回避したはずの悲劇がなぜか違う形で再びふりかかるという、主人公泣かせなトンデモシステム。
そもそも、乙女ゲームの世界に転生するという事態の時点でむちゃくちゃなのだから、それくらい起きてもおかしくないと私は思っていた。
もし『歴史の修正力』が発動して、凛之助がまた妖怪に襲われでもしていたら……そうと思うと、夜しか眠れなかった。
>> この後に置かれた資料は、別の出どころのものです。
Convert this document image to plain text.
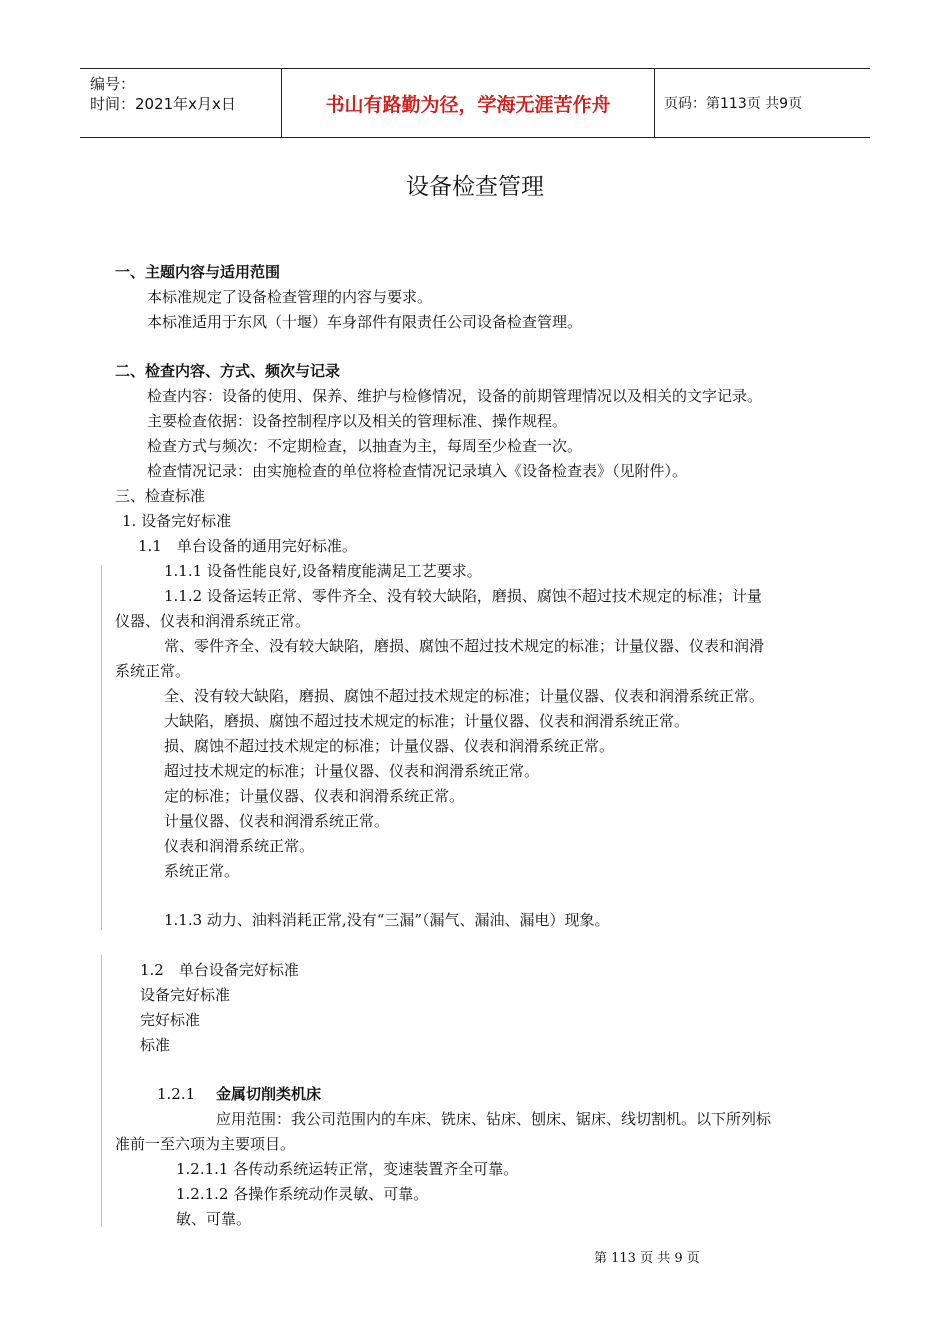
编号：
时间：2021年x月x日	书山有路勤为径，学海无涯苦作舟	页码：第113页 共9页
设备检查管理
一、主题内容与适用范围
本标准规定了设备检查管理的内容与要求。
本标准适用于东风（十堰）车身部件有限责任公司设备检查管理。
二、检查内容、方式、频次与记录
检查内容：设备的使用、保养、维护与检修情况，设备的前期管理情况以及相关的文字记录。
主要检查依据：设备控制程序以及相关的管理标准、操作规程。
检查方式与频次：不定期检查，以抽查为主，每周至少检查一次。
检查情况记录：由实施检查的单位将检查情况记录填入《设备检查表》（见附件）。
三、检查标准
1. 设备完好标准
1.1　单台设备的通用完好标准。
1.1.1 设备性能良好,设备精度能满足工艺要求。
1.1.2 设备运转正常、零件齐全、没有较大缺陷，磨损、腐蚀不超过技术规定的标准；计量
仪器、仪表和润滑系统正常。
常、零件齐全、没有较大缺陷，磨损、腐蚀不超过技术规定的标准；计量仪器、仪表和润滑
系统正常。
全、没有较大缺陷，磨损、腐蚀不超过技术规定的标准；计量仪器、仪表和润滑系统正常。
大缺陷，磨损、腐蚀不超过技术规定的标准；计量仪器、仪表和润滑系统正常。
损、腐蚀不超过技术规定的标准；计量仪器、仪表和润滑系统正常。
超过技术规定的标准；计量仪器、仪表和润滑系统正常。
定的标准；计量仪器、仪表和润滑系统正常。
计量仪器、仪表和润滑系统正常。
仪表和润滑系统正常。
系统正常。
1.1.3 动力、油料消耗正常,没有“三漏”（漏气、漏油、漏电）现象。
1.2　单台设备完好标准
设备完好标准
完好标准
标准
1.2.1 金属切削类机床
应用范围：我公司范围内的车床、铣床、钻床、刨床、锯床、线切割机。以下所列标
准前一至六项为主要项目。
1.2.1.1 各传动系统运转正常，变速装置齐全可靠。
1.2.1.2 各操作系统动作灵敏、可靠。
敏、可靠。
第 113 页 共 9 页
「そういえば、前回の稽古、あんた休んでたけど、どうしたのよ」
「実はな、妖怪と戦ってたんだ」
「え」
……まさか、ホントに『歴史の修正力』が?
思わず息をのんだ私とは対照的に、凛之助の表情は晴々としていた。
「せっかくの三連休だったから、久しぶりに故郷の村に戻ってたんだよ。そしたら、最近、村に出る妖怪が多いらしくってさ。そこで俺の出番ってわけ!」
凛之助は親指をぐいと立て、自らを指した。
「そんでもう、妖怪をちぎっては投げ、ちぎっては投げの大活躍! 村のみんなもそうとう困ってたから、そのまま妖怪退治が一段落するまで残って手伝ってたんだ」
「それはご苦労さま、けっこう疲れたんじゃないの」
私が労いの言葉をかけると、凛之助はチッチッチッと人差し指をふった。
「いやいや、むしろ逆だね。初級試験からつづけて、一気に実戦経験を積んだおかげで、妖術の実力もグンと上がった実感があるんだよ。もうこのまま中級試験まで突っ走りたいくらいだぜ」
「ふぅん、寝不足で躁になってんじゃない?」
「……そう、ってなんだ」
「あー、深夜テンションみたいな」
「……てんしょん、ってなんだ」
くっそ、めんどくさいな。
私は応じるのもだるくなって、凛之助の渾身のジェスチャー付き武勇伝を適当に切り上げた。
まあ、無事だったのならなんでもいい。
それよりも、凛之助の話を聞いて思い出したことがあった。
凛之助に降りかかる災難はまだ残っている。
それは『歴史の修正力』なんてフワフワしたものじゃなくて、『ゲームの設定』というもっと明確で現実的な筋書きだ。
『くくり姫』での初登場時から、凛之助は妖怪を激しく憎んでいる。
表情は今の彼からは想像できないほど暗く、瞳は泥のように濁っていた。
その理由は、自らが黒雷に襲われ霊力の器を失ったことだけじゃない。
凛之助が妖怪を憎むもう一つの理由。
それは、故郷の村を妖怪に滅ぼされたことだ。